2. Once a cheque has been given based upon some consideration, a court cannot go into the question as to whether or not the consideration was sufficient in a suit upon that cheque.”

It therefore follows that the respondent had a burden to prove that there was no consideration for the cheque.  The respondent in evidence produced an order addressed to Priceworth Supermarket for goods.  It is those goods that the respondent said were not supplied and hence why he stopped the cheque.   The appellant in evidence clearly showed that Priceworth Limited was a limited liability company.  The cheque issued by the respondent was addressed to W. Ndegwa Investments.  There is no correlation between the order and the cheque that was issued.  Priceworth being a limited liability company bears no relationship to Francis Waweru Ndegwa.   That being the case the defence raised by the respondent must be defeated.  It therefore follows that the court’s finding is that the appellant’s claim for the amount in the cheque does succeed.  The respondent’s counter claim as stated before is defeated because the document Defence Exhibit No. 5 was expunged from the record.  I have considered the submissions of learned counsels.  The respondent’s counsel submitted that the appellant did not disclose what the payment of the cheque represented.  Para 4 of the plaint indicates that the cheque was for hire of the appellants vehicle by the respondent.  That submissions therefore has no basis.  Similary the respondent’s submissions that W. Ndegwa investments did not file the claim for the cheque is defeated by paragraph one of the plaint.  In that paragraph the appellant pleaded that he carried out business under the name of W. Ndegwa investment.  The respondent in the statement of defence and counter claim admitted the description of parties in the plaint.  The appellant having disclosed that he was running the firm of W. Ndegwa investments was in my view quite entitled to bring the action for the unpaid cheque.  In the end the Appeal No. 38 of 2001 does succeed and the appeal no. 39 of 2001 does fail.  The only other thing to consider is the rate of interest claimed by the appellant.  He claimed 21% interest but that rate is not supported by any document and therefore cannot be granted.  The judgment of this court is as follows:-

1. HCCA No. 39 of 2001 is hereby dismissed with costs being awarded to Francis Waweru Ndegwa.  The counter claim by Kanyua Henry Maina in CMCC Nyeri No. 282 of 2000 is hereby dismissed with costs to Francis Waweru Ndegwa.

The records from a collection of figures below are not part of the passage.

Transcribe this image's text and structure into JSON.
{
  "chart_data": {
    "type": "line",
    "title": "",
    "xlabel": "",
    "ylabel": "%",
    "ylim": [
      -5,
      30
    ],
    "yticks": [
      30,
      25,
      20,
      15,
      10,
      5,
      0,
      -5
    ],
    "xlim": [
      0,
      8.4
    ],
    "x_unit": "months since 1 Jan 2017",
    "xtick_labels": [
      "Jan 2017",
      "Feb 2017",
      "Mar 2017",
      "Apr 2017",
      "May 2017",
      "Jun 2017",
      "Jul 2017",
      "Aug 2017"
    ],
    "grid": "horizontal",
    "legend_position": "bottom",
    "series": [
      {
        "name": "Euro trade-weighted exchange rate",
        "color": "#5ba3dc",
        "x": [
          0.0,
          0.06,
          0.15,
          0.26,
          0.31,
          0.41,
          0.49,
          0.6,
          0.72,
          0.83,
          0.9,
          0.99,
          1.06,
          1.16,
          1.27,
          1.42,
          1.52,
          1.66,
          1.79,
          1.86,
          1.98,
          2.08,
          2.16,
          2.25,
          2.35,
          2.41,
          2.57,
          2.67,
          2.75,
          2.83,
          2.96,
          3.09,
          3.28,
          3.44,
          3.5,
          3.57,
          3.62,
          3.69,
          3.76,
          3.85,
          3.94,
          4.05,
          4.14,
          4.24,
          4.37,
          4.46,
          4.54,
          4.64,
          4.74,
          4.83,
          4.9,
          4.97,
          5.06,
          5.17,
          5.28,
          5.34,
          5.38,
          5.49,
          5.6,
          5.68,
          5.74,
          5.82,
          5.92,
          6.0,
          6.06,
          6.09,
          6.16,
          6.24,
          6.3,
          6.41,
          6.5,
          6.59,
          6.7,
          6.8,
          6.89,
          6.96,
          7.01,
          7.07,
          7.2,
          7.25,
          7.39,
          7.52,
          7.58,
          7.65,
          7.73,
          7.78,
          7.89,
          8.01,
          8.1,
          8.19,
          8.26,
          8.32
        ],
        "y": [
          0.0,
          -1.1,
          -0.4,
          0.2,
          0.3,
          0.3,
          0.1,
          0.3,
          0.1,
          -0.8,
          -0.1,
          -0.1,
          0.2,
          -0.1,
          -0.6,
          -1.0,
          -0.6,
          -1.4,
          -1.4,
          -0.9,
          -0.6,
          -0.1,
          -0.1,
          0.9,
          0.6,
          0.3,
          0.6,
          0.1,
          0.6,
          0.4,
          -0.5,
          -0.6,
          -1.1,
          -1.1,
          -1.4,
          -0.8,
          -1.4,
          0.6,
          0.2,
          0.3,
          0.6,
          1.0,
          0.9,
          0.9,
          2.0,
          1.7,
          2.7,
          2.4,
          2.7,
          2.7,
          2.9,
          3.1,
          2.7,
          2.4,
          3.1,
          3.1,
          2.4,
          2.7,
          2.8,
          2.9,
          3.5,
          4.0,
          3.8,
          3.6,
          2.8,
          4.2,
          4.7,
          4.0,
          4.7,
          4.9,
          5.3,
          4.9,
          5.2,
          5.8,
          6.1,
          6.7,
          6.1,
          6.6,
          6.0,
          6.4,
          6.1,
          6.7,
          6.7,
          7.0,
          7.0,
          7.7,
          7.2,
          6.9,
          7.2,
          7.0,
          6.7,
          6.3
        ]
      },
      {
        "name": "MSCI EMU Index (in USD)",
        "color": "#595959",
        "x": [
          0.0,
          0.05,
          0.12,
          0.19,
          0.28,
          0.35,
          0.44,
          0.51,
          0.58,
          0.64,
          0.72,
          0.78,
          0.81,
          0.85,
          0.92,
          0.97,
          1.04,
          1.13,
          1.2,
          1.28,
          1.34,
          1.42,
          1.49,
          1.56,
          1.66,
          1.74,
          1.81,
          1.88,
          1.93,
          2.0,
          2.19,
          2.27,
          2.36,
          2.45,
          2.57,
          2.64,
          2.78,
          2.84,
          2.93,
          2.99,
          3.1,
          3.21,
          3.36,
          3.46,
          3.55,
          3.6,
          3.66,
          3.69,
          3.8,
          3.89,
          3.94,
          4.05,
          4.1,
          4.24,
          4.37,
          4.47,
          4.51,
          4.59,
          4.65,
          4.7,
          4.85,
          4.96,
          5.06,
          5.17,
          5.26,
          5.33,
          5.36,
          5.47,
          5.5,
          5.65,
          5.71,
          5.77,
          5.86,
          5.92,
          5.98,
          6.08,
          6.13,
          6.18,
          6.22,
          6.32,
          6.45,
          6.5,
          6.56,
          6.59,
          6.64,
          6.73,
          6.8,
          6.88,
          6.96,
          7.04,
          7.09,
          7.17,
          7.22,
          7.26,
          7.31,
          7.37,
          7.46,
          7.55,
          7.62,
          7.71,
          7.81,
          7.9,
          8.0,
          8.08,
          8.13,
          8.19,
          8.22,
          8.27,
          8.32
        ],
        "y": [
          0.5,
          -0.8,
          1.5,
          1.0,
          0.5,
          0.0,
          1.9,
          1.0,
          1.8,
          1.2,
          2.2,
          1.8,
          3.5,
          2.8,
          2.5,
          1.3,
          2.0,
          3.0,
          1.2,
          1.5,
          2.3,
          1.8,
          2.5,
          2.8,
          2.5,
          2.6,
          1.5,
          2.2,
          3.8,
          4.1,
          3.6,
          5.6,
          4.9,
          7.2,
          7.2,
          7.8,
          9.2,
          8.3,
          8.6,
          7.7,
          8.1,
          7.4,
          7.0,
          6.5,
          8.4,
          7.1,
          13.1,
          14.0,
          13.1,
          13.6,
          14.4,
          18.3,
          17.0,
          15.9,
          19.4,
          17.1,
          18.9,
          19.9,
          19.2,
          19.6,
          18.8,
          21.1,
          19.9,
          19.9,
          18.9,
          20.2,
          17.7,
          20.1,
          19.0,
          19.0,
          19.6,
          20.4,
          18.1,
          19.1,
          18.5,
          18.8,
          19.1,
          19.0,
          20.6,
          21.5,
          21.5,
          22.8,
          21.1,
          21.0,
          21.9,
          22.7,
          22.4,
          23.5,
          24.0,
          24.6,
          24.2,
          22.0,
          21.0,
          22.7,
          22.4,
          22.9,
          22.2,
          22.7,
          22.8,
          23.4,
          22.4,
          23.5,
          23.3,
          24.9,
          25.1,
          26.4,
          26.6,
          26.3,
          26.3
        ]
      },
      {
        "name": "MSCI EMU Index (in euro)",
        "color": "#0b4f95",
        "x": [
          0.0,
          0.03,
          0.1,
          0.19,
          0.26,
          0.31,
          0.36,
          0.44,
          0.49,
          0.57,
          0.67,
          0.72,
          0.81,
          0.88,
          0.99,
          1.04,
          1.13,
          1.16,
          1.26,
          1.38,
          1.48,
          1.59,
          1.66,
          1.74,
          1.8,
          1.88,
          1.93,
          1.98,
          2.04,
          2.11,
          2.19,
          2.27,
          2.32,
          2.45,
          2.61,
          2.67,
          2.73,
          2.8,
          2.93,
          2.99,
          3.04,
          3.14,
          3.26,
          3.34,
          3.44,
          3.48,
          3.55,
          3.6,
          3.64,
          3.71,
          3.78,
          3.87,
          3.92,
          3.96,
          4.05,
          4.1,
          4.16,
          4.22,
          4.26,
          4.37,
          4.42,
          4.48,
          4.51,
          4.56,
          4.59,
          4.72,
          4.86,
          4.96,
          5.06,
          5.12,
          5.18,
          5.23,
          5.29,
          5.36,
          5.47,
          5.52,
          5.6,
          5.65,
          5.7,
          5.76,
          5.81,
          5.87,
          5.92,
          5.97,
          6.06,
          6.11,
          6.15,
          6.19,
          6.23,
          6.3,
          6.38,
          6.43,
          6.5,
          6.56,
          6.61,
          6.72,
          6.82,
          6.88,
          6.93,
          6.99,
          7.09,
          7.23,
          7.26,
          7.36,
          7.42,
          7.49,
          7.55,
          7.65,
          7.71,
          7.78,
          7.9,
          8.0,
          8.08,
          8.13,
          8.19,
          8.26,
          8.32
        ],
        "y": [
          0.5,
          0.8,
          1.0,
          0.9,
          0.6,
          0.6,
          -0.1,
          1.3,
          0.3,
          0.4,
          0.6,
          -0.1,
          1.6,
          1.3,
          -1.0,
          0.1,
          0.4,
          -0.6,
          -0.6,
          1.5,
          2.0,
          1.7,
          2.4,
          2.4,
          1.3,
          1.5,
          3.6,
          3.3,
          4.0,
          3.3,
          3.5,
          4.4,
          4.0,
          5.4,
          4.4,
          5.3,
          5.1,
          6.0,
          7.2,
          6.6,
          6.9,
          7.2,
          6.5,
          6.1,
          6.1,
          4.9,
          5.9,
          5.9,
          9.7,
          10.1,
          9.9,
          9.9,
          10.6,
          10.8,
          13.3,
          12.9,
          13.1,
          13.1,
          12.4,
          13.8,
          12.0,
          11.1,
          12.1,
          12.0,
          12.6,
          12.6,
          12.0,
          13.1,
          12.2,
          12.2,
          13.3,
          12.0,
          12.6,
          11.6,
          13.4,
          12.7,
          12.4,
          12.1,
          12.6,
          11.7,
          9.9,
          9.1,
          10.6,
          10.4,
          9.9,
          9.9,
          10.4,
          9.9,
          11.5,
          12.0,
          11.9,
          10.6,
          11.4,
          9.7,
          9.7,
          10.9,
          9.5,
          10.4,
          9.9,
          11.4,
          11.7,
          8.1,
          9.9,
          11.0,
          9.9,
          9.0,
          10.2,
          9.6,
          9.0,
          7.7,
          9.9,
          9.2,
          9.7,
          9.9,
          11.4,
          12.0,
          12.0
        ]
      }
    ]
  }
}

2. The judgment of CMCC Nyeri No. 282 of 2000 delivered on 27th March 2001 is hereby set aside and judgment is entered for Francis Waweru Ndegwa for Kshs. 199,350 together with interest at court rates from the date of filing the claim in the lower court as against Kanyua Henry Maina until payment in full..

3. The costs of HCCA No. 38 of 2001 are awarded to Francis Waweru Ndegwa.

Dated and delivered this 10th day of February 2009.